Weapons of Mass TerrorBy Hal Lindsey
For the last few months, Iraq has been urgently searching for radioactive material stolen in that country late last year. Officials there fear that it has fallen into the hands of ISIS. An Iraqi environment ministry memo calls the missing material “highly dangerous.”
Reuters reported, “The material, stored in a protective case the size of a laptop computer, went missing in November from a storage facility near the southern city of Basra belonging to U.S. oilfield services company Weatherford.”
Weatherford uses a process called industrial gamma radiography to test for flaws in materials used for oil and gas pipelines. Because the stolen radioactive substance was inside a case the size of a laptop computer, it’s small enough to be smuggled anywhere.
The radioactive material would not be used for an atomic bomb. They would use it to build a “dirty bomb.” That is a conventional explosive laced with radioactive material that would contaminate an area, kill those close by, and potentially cause cancer in others. It can render an area uninhabitable.
A dirty bomb is purely a weapon of terror. It’s low-tech, easy to make, devastating in its effect, and is considered a weapon of mass destruction. Such material has been “lost” before, and many security analysts worry that ISIS is building up a significant supply in hopes of launching a large radiological attack somewhere in the world.
Radical Islamic terrorists are scouring the globe for every kind of WMD — nuclear, chemical, radiological, and biological.
Over the weekend, authorities in Morocco arrested members of an ISIS cell who were in the late planning stages of a chemical weapons attack in that country. During the raid, Morocco’s Central Bureau of Judicial Investigations found several jars of a chemical fertilizer that contains sulfur, and releases a fatal gas when heated.
Several news accounts mention, but don’t elaborate, on a comment made by M. Elarji, a member of Morocco’s risk management team. Elarji said the raid also uncovered “further chemicals which can create the tetanus toxin.”

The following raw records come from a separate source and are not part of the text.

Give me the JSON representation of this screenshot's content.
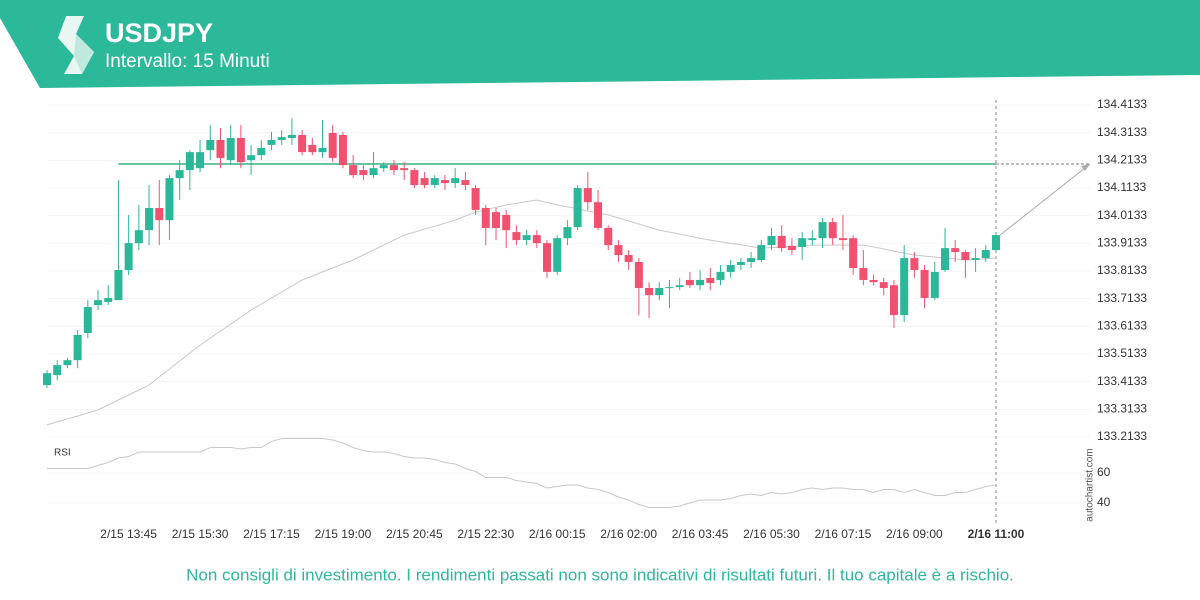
{
  "header": {
    "title": "USDJPY",
    "subtitle": "Intervallo: 15 Minuti"
  },
  "chart_data": {
    "type": "candlestick",
    "categories": [
      null,
      null,
      null,
      null,
      null,
      null,
      null,
      null,
      "2/15 13:45",
      null,
      null,
      null,
      null,
      null,
      null,
      "2/15 15:30",
      null,
      null,
      null,
      null,
      null,
      null,
      "2/15 17:15",
      null,
      null,
      null,
      null,
      null,
      null,
      "2/15 19:00",
      null,
      null,
      null,
      null,
      null,
      null,
      "2/15 20:45",
      null,
      null,
      null,
      null,
      null,
      null,
      "2/15 22:30",
      null,
      null,
      null,
      null,
      null,
      null,
      "2/16 00:15",
      null,
      null,
      null,
      null,
      null,
      null,
      "2/16 02:00",
      null,
      null,
      null,
      null,
      null,
      null,
      "2/16 03:45",
      null,
      null,
      null,
      null,
      null,
      null,
      "2/16 05:30",
      null,
      null,
      null,
      null,
      null,
      null,
      "2/16 07:15",
      null,
      null,
      null,
      null,
      null,
      null,
      "2/16 09:00",
      null,
      null,
      null,
      null,
      null,
      null,
      null,
      "2/16 11:00"
    ],
    "open": [
      133.401,
      133.437,
      133.473,
      133.491,
      133.589,
      133.69,
      133.701,
      133.708,
      133.817,
      133.914,
      133.961,
      134.041,
      133.997,
      134.149,
      134.178,
      134.185,
      134.25,
      134.287,
      134.214,
      134.294,
      134.214,
      134.232,
      134.269,
      134.287,
      134.294,
      134.305,
      134.269,
      134.243,
      134.312,
      134.305,
      134.196,
      134.178,
      134.16,
      134.185,
      134.196,
      134.185,
      134.178,
      134.149,
      134.124,
      134.142,
      134.131,
      134.142,
      134.113,
      134.041,
      134.026,
      134.016,
      133.954,
      133.925,
      133.943,
      133.914,
      133.81,
      133.932,
      133.972,
      134.113,
      134.062,
      133.969,
      133.907,
      133.871,
      133.846,
      133.752,
      133.726,
      133.752,
      133.755,
      133.781,
      133.762,
      133.788,
      133.781,
      133.81,
      133.835,
      133.846,
      133.853,
      133.907,
      133.94,
      133.904,
      133.9,
      133.925,
      133.932,
      133.99,
      133.932,
      133.932,
      133.824,
      133.781,
      133.773,
      133.762,
      133.654,
      133.86,
      133.817,
      133.716,
      133.817,
      133.896,
      133.882,
      133.853,
      133.86,
      133.889
    ],
    "high": [
      133.455,
      133.491,
      133.499,
      133.6,
      133.708,
      133.744,
      133.762,
      134.142,
      134.016,
      134.052,
      134.124,
      134.142,
      134.16,
      134.214,
      134.25,
      134.287,
      134.341,
      134.33,
      134.341,
      134.341,
      134.269,
      134.287,
      134.316,
      134.323,
      134.366,
      134.323,
      134.294,
      134.359,
      134.341,
      134.316,
      134.232,
      134.196,
      134.243,
      134.207,
      134.214,
      134.207,
      134.185,
      134.171,
      134.16,
      134.16,
      134.185,
      134.171,
      134.124,
      134.052,
      134.041,
      134.034,
      133.979,
      133.961,
      133.961,
      133.925,
      133.943,
      133.997,
      134.124,
      134.171,
      134.106,
      133.979,
      133.925,
      133.889,
      133.86,
      133.773,
      133.773,
      133.781,
      133.788,
      133.81,
      133.817,
      133.824,
      133.835,
      133.853,
      133.86,
      133.882,
      133.925,
      133.969,
      133.979,
      133.932,
      133.954,
      133.961,
      134.005,
      134.005,
      134.016,
      133.943,
      133.889,
      133.799,
      133.788,
      133.781,
      133.907,
      133.882,
      133.835,
      133.846,
      133.969,
      133.925,
      133.889,
      133.896,
      133.907,
      133.954
    ],
    "low": [
      133.39,
      133.419,
      133.462,
      133.462,
      133.571,
      133.672,
      133.69,
      133.708,
      133.799,
      133.889,
      133.907,
      133.907,
      133.925,
      134.07,
      134.106,
      134.171,
      134.214,
      134.185,
      134.196,
      134.185,
      134.16,
      134.214,
      134.25,
      134.269,
      134.269,
      134.232,
      134.232,
      134.222,
      134.207,
      134.185,
      134.149,
      134.142,
      134.149,
      134.171,
      134.16,
      134.142,
      134.113,
      134.113,
      134.113,
      134.106,
      134.113,
      134.106,
      134.016,
      133.907,
      133.925,
      133.896,
      133.907,
      133.907,
      133.896,
      133.788,
      133.799,
      133.907,
      133.961,
      134.034,
      133.961,
      133.889,
      133.846,
      133.817,
      133.654,
      133.643,
      133.708,
      133.679,
      133.744,
      133.752,
      133.744,
      133.744,
      133.762,
      133.788,
      133.817,
      133.824,
      133.846,
      133.889,
      133.882,
      133.871,
      133.853,
      133.907,
      133.896,
      133.907,
      133.889,
      133.799,
      133.762,
      133.762,
      133.726,
      133.607,
      133.629,
      133.788,
      133.679,
      133.708,
      133.81,
      133.846,
      133.788,
      133.81,
      133.846,
      133.882
    ],
    "close": [
      133.444,
      133.473,
      133.491,
      133.582,
      133.683,
      133.708,
      133.716,
      133.817,
      133.914,
      133.961,
      134.041,
      133.997,
      134.149,
      134.178,
      134.243,
      134.243,
      134.287,
      134.222,
      134.294,
      134.207,
      134.232,
      134.258,
      134.287,
      134.297,
      134.305,
      134.243,
      134.243,
      134.258,
      134.222,
      134.196,
      134.16,
      134.16,
      134.185,
      134.196,
      134.178,
      134.178,
      134.124,
      134.124,
      134.149,
      134.131,
      134.149,
      134.124,
      134.034,
      133.969,
      133.969,
      133.961,
      133.925,
      133.943,
      133.914,
      133.81,
      133.932,
      133.972,
      134.113,
      134.062,
      133.969,
      133.907,
      133.871,
      133.846,
      133.752,
      133.726,
      133.752,
      133.755,
      133.762,
      133.762,
      133.781,
      133.77,
      133.81,
      133.835,
      133.846,
      133.86,
      133.907,
      133.94,
      133.896,
      133.889,
      133.932,
      133.932,
      133.99,
      133.932,
      133.925,
      133.824,
      133.781,
      133.773,
      133.752,
      133.654,
      133.86,
      133.817,
      133.716,
      133.81,
      133.896,
      133.882,
      133.853,
      133.86,
      133.889,
      133.943
    ],
    "up_color": "#2bb898",
    "down_color": "#f2506f",
    "ylim": [
      133.2133,
      134.4133
    ],
    "yticks": [
      134.4133,
      134.3133,
      134.2133,
      134.1133,
      134.0133,
      133.9133,
      133.8133,
      133.7133,
      133.6133,
      133.5133,
      133.4133,
      133.3133,
      133.2133
    ],
    "grid": true,
    "level": 134.2,
    "level_color": "#6cc3a0",
    "ma": [
      133.257,
      133.268,
      133.279,
      133.289,
      133.3,
      133.311,
      133.329,
      133.347,
      133.365,
      133.383,
      133.401,
      133.43,
      133.459,
      133.488,
      133.517,
      133.546,
      133.571,
      133.596,
      133.621,
      133.647,
      133.672,
      133.694,
      133.716,
      133.737,
      133.759,
      133.781,
      133.795,
      133.81,
      133.824,
      133.839,
      133.853,
      133.871,
      133.889,
      133.907,
      133.925,
      133.943,
      133.954,
      133.965,
      133.975,
      133.986,
      133.997,
      134.012,
      134.026,
      134.035,
      134.043,
      134.052,
      134.058,
      134.064,
      134.07,
      134.061,
      134.052,
      134.045,
      134.038,
      134.03,
      134.023,
      134.016,
      134.005,
      133.994,
      133.983,
      133.972,
      133.961,
      133.954,
      133.947,
      133.939,
      133.932,
      133.925,
      133.919,
      133.913,
      133.908,
      133.902,
      133.896,
      133.898,
      133.9,
      133.903,
      133.905,
      133.907,
      133.907,
      133.907,
      133.907,
      133.907,
      133.907,
      133.9,
      133.893,
      133.885,
      133.878,
      133.871,
      133.867,
      133.864,
      133.86,
      133.857,
      133.853,
      133.855,
      133.858,
      133.86
    ],
    "ma_color": "#c8c8c8",
    "rsi": {
      "label": "RSI",
      "color": "#c8c8c8",
      "values": [
        63,
        63,
        63,
        63,
        63,
        65,
        67,
        70,
        71,
        74,
        74,
        74,
        74,
        74,
        74,
        74,
        77,
        77,
        77,
        76,
        77,
        77,
        81,
        83,
        83,
        83,
        83,
        83,
        82,
        80,
        77,
        75,
        74,
        74,
        73,
        71,
        70,
        70,
        69,
        67,
        66,
        63,
        61,
        57,
        57,
        57,
        55,
        54,
        53,
        50,
        51,
        52,
        52,
        50,
        49,
        47,
        44,
        42,
        39,
        37,
        37,
        37,
        38,
        40,
        42,
        42,
        42,
        43,
        45,
        46,
        45,
        47,
        46,
        47,
        49,
        50,
        49,
        50,
        50,
        49,
        49,
        47,
        49,
        49,
        47,
        49,
        47,
        45,
        45,
        47,
        47,
        49,
        51,
        52
      ],
      "ylim": [
        30,
        85
      ],
      "yticks": [
        40,
        60
      ]
    },
    "watermark": "autochartist.com"
  },
  "footer": "Non consigli di investimento. I rendimenti passati non sono indicativi di risultati futuri. Il tuo capitale è a rischio."
}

Australian foreign minister, Julie Bishop, said in a speech last year, “Apart from some crude and small scale endeavors, the conventional wisdom has been that the terrorist intention to acquire and weaponize chemical agents has been largely aspirational.… The use of chlorine by Daesh (the Arabic term for ISIS), and its recruitment of highly technically trained professionals, including from the west, have revealed far more serious efforts in chemical weapons development.”

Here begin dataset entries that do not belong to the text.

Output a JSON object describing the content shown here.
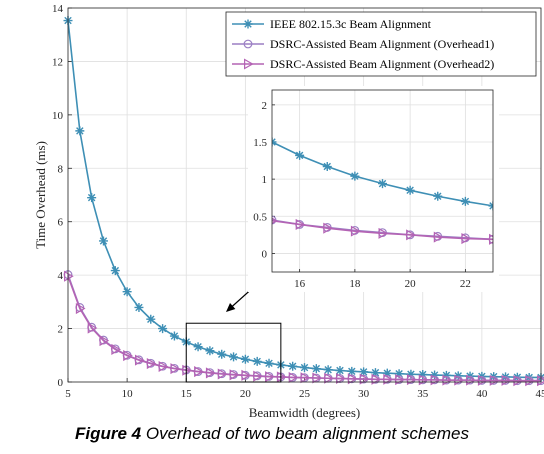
{
  "caption": {
    "label": "Figure 4",
    "text": "Overhead of two beam alignment schemes"
  },
  "chart_data": {
    "type": "line",
    "xlabel": "Beamwidth (degrees)",
    "ylabel": "Time Overhead (ms)",
    "xlim": [
      5,
      45
    ],
    "ylim": [
      0,
      14
    ],
    "xticks": [
      5,
      10,
      15,
      20,
      25,
      30,
      35,
      40,
      45
    ],
    "yticks": [
      0,
      2,
      4,
      6,
      8,
      10,
      12,
      14
    ],
    "grid": true,
    "legend": "top-right",
    "x": [
      5,
      6,
      7,
      8,
      9,
      10,
      11,
      12,
      13,
      14,
      15,
      16,
      17,
      18,
      19,
      20,
      21,
      22,
      23,
      24,
      25,
      26,
      27,
      28,
      29,
      30,
      31,
      32,
      33,
      34,
      35,
      36,
      37,
      38,
      39,
      40,
      41,
      42,
      43,
      44,
      45
    ],
    "series": [
      {
        "name": "IEEE 802.15.3c Beam Alignment",
        "marker": "asterisk",
        "color": "#3e8fb5",
        "values": [
          13.53,
          9.4,
          6.9,
          5.28,
          4.17,
          3.38,
          2.79,
          2.35,
          2.0,
          1.72,
          1.5,
          1.32,
          1.17,
          1.04,
          0.94,
          0.85,
          0.77,
          0.7,
          0.64,
          0.59,
          0.54,
          0.5,
          0.46,
          0.43,
          0.4,
          0.38,
          0.35,
          0.33,
          0.31,
          0.29,
          0.28,
          0.26,
          0.25,
          0.23,
          0.22,
          0.21,
          0.2,
          0.19,
          0.18,
          0.17,
          0.17
        ]
      },
      {
        "name": "DSRC-Assisted Beam Alignment (Overhead1)",
        "marker": "circle",
        "color": "#9b7fc4",
        "values": [
          4.02,
          2.79,
          2.05,
          1.57,
          1.24,
          1.0,
          0.83,
          0.7,
          0.59,
          0.51,
          0.45,
          0.39,
          0.35,
          0.31,
          0.28,
          0.25,
          0.23,
          0.21,
          0.19,
          0.17,
          0.16,
          0.15,
          0.14,
          0.13,
          0.12,
          0.11,
          0.1,
          0.1,
          0.09,
          0.09,
          0.08,
          0.08,
          0.07,
          0.07,
          0.07,
          0.06,
          0.06,
          0.06,
          0.05,
          0.05,
          0.05
        ]
      },
      {
        "name": "DSRC-Assisted Beam Alignment (Overhead2)",
        "marker": "triangle-right",
        "color": "#b463b4",
        "values": [
          3.96,
          2.75,
          2.02,
          1.55,
          1.22,
          0.99,
          0.82,
          0.69,
          0.58,
          0.5,
          0.44,
          0.39,
          0.34,
          0.3,
          0.27,
          0.25,
          0.22,
          0.2,
          0.19,
          0.17,
          0.16,
          0.15,
          0.14,
          0.13,
          0.12,
          0.11,
          0.1,
          0.1,
          0.09,
          0.09,
          0.08,
          0.08,
          0.07,
          0.07,
          0.07,
          0.06,
          0.06,
          0.06,
          0.05,
          0.05,
          0.05
        ]
      }
    ],
    "inset": {
      "xlim": [
        15,
        23
      ],
      "ylim": [
        -0.25,
        2.2
      ],
      "xticks": [
        16,
        18,
        20,
        22
      ],
      "yticks": [
        0,
        0.5,
        1,
        1.5,
        2
      ],
      "ytick_labels": [
        "0",
        "0.5",
        "1",
        "1.5",
        "2"
      ],
      "zoom_box_xlim": [
        15,
        23
      ],
      "zoom_box_ylim": [
        0,
        2.2
      ]
    }
  }
}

According to Wolfgang Rudischhauser, the Director of the Weapons of Mass Destruction Non-Proliferation Centre NATO, “ISIS actually has already acquired the knowledge, and in some cases the human expertise, that would allow it to use CBRN materials as weapons of terror.” (CBRN stands for chemical, biological, radiological and nuclear.)
The New York Times reported this week that Belgian police found surveillance footage of a Belgian nuclear official in the home of Mohamed Bakkali, recently arrested on terrorism charges. They believe Bakkali helped plan the Paris attacks last November. His terror cell was apparently planning to abduct the nuclear official and force him to provide nuclear material to help them build a dirty bomb.
The proliferation of radioactive material in various industries is making it significantly easier for terrorists to come by. Jim Walsh of M.I.T.’s Security Studies Program said, “The world is flooded with highly radioactive material.”
The possibility of terrorists obtaining or building dirty bombs highlights yet another flaw in the Iran nuclear deal. In Iran, scientists create the deadly radioactive material used in dirty bombs, and they do it with the U.S. government’s seal of approval. Even if they were to abide by the agreement and not actually build nuclear bombs, they can still manufacture boatloads of radioactive material.
And Iran remains the number one terrorist state in the world.
Iran might just give such material to terrorists as a way of hurting the Big Satan (America) or the Little Satan (Israel). Also, in an environment where it’s normal to shout “Death to America” at religious services, it’s far more likely that individuals in key positions would look the other way or even actively participate in the terrorist theft of nuclear materials.
Even in the unlikely scenario that Iran never builds an actual atomic or hydrogen bomb, the nuclear deal leaves that nation with the capability to make dirty bombs to their hearts’ content.
The problem with terrorists and terror-sponsoring nations is that they seem to feel no compunction about using any weapon at their disposal, apparently including WMDs. ISIS has already used chemical weapons on the battlefield against both the Kurds, and Iraqi forces.
From the outset, ISIS leaders have publicly said that they were trying to obtain or build all kinds of weapons of mass destruction. They have successfully recruited prized scientists in those fields, and they have large cash reserves if they want to buy the ready-made versions of such weapons.
As Arutz Sheva points out, “ISIS does not display any degree of morality or fear of consequences.”
9-11 shook the world economy, and the terrorists only used airplanes. With WMDs in their hands, radical Islamists could do untold damage across the world.